LIBRARIES in Sunderland are facing the threat of closure as councillors prepare to vote on proposed service reforms.
A report by the executive director of health, housing and adult services recommends shutting down a number of the city’s 20 static libraries in a bid to make savings of £850,000 during 2013/14.
The proposals will be presented at a cabinet meeting tomorrow afternoon.
Services could instead be spread out into schools and community centres, functioning with the help volunteers.
The so-called new vision will see “the library service... become a beacon of excellence in the community for reading, learning and information”.
If the report is approved, a period of consultation with users will take place until March 20 before the new service is implemented from July 1.
The plans have met with a mixed response from some of the Sunderland’s well-known authors.

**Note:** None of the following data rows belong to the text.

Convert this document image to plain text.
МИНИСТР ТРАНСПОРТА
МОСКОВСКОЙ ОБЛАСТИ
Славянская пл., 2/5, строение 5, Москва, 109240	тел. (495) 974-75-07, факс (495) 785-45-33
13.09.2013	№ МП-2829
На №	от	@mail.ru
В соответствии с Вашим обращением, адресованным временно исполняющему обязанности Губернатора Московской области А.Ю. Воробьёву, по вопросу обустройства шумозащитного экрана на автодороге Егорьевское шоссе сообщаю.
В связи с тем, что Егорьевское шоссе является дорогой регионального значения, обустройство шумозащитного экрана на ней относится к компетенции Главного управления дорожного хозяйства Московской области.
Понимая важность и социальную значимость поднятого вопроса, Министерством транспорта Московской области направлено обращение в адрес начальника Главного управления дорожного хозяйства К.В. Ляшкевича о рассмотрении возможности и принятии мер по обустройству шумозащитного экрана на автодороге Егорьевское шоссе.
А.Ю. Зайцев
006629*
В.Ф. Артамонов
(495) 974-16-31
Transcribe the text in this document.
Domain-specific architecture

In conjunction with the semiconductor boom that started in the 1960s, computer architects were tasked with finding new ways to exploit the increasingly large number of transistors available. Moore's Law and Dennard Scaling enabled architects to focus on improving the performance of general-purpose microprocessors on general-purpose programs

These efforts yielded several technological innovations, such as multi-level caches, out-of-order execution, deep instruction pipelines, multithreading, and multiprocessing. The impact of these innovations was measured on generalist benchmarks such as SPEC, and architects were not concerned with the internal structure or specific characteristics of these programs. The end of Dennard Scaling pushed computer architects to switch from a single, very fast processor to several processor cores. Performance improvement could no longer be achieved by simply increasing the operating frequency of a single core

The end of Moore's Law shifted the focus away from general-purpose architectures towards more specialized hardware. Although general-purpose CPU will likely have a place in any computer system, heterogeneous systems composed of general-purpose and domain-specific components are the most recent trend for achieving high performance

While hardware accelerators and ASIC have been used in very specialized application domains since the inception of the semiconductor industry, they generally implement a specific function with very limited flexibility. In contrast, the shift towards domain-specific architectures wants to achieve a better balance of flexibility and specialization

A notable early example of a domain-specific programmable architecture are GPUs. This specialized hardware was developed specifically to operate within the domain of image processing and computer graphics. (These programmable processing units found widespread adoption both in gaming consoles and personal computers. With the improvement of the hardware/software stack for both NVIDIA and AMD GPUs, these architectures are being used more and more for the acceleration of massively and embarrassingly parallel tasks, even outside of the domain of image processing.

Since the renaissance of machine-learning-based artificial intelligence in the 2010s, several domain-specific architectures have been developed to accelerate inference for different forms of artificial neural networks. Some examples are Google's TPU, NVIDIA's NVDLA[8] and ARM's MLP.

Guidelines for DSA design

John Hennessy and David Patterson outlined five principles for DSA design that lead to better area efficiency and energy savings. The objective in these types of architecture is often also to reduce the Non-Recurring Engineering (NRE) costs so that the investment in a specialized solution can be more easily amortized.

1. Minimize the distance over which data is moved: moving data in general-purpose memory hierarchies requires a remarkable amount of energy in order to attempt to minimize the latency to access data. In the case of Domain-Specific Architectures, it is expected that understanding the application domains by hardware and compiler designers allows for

Bryan Talbot, author of Alice In Sunderland, said: “It is always the same when there’s any bad times, it’s the arts and literature that lose funding.
“The library in the centre of Sunderland is always busy whenever I go in. It’s somewhere for people to go and, of course, it hits poor people who want to educate themselves but cannot afford to buy expensive books.”
Meanwhile, Sunderland-born Terry Deary welcomed the plans and told the Echo the future of reading lies with e-books.
He said: “Libraries have had their day. They are a Victorian idea and we are in an electronic age. They either have to change and adapt or they have to go.
“I know some people like them but fewer and fewer people are using them and these are straightened times. A lot of the gush about libraries is sentimentality.
“The book is old technology and we have to move on, so good luck to the council.”
Coun Robert Oliver, leader of the Conservative group, agrees it is time for the city’s libraries to change.
He said: “It’s not just about reduced funding but looking at new models in libraries in general, like moving towards ebooks, which are the future of libraries.
“It is an opportunity to do it and I think the usage of library book has reduced so we need to look at the best use of our resources.”